What makes me interesting?
Have you ever sat on the outskirts of a group conversation, listening but not joining in? Feeling that your opinion won’t be heard and that you are not even that interesting so why would anyone listen to you? All the voices around you feel louder than yours and more confident than you could ever be. It could be that you are comfortable in a one-to-one setting with a friend or even with a stranger, but when faced with a group, it becomes harder to join in and offer an opinion or even a comment.
You start to believe that you do not have anything of interest or value to offer? Your self-esteem is at an all-time low, and all you want to do is hide behind your phone or make up an excuse to get yourself out of the situation.
Is this true? Could you be someone who is just not that interesting? Of course not. Different things interest different people.
What makes us interesting?
I had an insight recently as I sat on the deck of a yacht, approaching a Greek island. It was the most beautiful scenery, and yet my mind wandered somewhere else entirely. I found myself asking: What is it that makes me an interesting person—or am I even interesting at all?
What made me think about this? Earlier, a conversation had unfolded around me with great passion. Our friends were debating the current political situation in the world, exchanging facts and opinions as if the outcome of their discussion could change the course of history. I stayed pretty quiet, listening but not joining in. A question then arose in my mind: How can people get so animated about something over which they have no control? Why don’t I feel that I can, or even want to, get involved?
Confidence VS Understanding
Is it a lack of confidence, or is it not understanding the topic?
I often wonder whether it is simply a lack of confidence that makes me stay quiet when others are talking about subjects that I know little about, especially if it is a topic that society tells us we should know about. Like politics, the environment, climate change, terrorist attacks and so on.
Is it that I am not interested in the subject, so I have not made an effort to find out more about it? Or is it fear that I will be found out and be shown to not know much about what is being said? The imposter syndrome scenario? Or is it that everyone is judging me and will laugh at the words coming out of my mouth?
Are group discussions important?
My other question is whether anyone believes that debating the state of the world amongst us really changes anything? Are group discussions important?
Does it matter? Instead of worrying about what makes people discuss certain subjects, could we just look at these types of conversations as serving as a platform for argument and providing an opportunity to reinforce one’s position in connection to the topic? If it isn’t a subject that we wish to discuss (through lack of knowledge or interest), is it better to say so or to just stay quiet? Or could we just accept that group discussions are there simply to enjoy the energy of a lively exchange. And the best thing to do is to say something and get involved.
How can you get involved in a group discussion and build confidence?
- Try not to stay quiet for the whole time. This will just make you feel worse
- Set yourself a small goal for the conversation – you will feel good achieving it.
- Pick up a snippet and ask a question. By asking questions, you will be interacting but not setting yourself up for failure! You will look interested, and therefore interesting.

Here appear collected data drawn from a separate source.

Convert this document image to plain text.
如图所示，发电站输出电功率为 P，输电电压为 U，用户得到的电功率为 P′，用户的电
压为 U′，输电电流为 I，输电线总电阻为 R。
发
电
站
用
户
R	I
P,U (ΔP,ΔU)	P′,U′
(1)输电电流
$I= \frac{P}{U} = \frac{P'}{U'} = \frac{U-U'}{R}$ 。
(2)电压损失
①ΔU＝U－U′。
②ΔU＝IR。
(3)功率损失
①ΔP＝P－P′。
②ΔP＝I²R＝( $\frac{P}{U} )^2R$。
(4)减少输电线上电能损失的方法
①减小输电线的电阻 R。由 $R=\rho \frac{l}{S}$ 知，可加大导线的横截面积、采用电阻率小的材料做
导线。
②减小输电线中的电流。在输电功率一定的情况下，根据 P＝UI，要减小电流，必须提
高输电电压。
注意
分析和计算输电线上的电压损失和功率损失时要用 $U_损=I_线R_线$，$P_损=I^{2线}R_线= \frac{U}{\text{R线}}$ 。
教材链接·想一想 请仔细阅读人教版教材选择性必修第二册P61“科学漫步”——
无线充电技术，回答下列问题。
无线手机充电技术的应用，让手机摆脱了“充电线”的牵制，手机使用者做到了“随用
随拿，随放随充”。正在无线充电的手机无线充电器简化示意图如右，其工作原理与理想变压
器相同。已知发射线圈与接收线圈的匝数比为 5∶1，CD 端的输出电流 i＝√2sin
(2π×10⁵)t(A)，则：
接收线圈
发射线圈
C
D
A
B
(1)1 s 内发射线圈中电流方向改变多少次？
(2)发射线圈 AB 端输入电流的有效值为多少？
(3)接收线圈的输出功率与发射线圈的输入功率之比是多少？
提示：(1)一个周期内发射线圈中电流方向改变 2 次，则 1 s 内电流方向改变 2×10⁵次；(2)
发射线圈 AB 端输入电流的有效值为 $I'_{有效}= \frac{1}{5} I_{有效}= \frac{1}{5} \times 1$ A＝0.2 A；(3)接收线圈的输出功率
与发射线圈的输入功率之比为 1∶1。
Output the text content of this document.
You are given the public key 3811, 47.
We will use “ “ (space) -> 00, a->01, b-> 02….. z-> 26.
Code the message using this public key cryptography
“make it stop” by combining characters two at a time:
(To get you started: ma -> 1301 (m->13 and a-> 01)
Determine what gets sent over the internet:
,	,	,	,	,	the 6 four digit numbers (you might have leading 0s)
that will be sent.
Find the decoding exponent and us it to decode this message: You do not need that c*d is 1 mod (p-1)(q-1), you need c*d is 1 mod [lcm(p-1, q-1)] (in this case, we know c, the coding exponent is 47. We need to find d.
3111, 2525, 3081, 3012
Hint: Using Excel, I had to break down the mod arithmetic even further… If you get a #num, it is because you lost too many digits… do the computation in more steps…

- Practice – each time you find yourself in a group conversation, make sure you speak. It will get easier each time.
- Try being honest and telling the group that you don’t know much about what is being said and are enjoying listening and learning.
- Ask the person you are sitting next to what they think. See if you can have a side conversation, which might then grow to include the rest of the group.
- Think about what interests you? What kind of conversations light you up and motivate you to talk? What do you know a lot about and thus are willing to share?
- Once you know what these subjects are, you can gently see if you can steer a conversation towards them. See if there are any links that you can use?
- Try to remember that you are not being judged by everyone. You are your own harshest judge.
Get to the “why”
Another way to get involved is to ask someone how they “feel” about the subject – get away from the “what” and get to the “why”. Why are they passionate about politics? Why do they enjoy debating the issue?
So, a lively conversation that makes you “interesting” could be one that connects you more fully with another person. Understanding why they do things or why they talk about things can be a focus for a conversation and one that can lead to a lively group discussion.
How can a Life Coach help you build confidence?
Confidence comes from understanding ourselves, knowing what interests us and knowing that we are all unique in the way we think and express ourselves.
A life coach can help you uncover what makes you “you”. By asking questions and listening to what is said, (and what is not said), a coach will help you understand yourself and your value. You will work out what you enjoy and are good at, what your key skills and attributes are. With this knowledge, you will understand how you can confidently add value in any situation.
Rethinking what makes someone interesting
Being “interesting” is not about encyclopaedic knowledge of politics or having a polished opinion on every global issue. Instead, it can be about having genuine interests. It can be about asking thoughtful questions, listening to the answers, making the person you are talking to feel important and seeing the world through their perspective.
If you can achieve this with one person in a group and have got involved in the conversation, you have been successful. This should give you confidence for the next time.
Remember, you don’t have to “try” to be interesting—you already are. Sometimes, all it takes is the right conversation to bring it to the surface.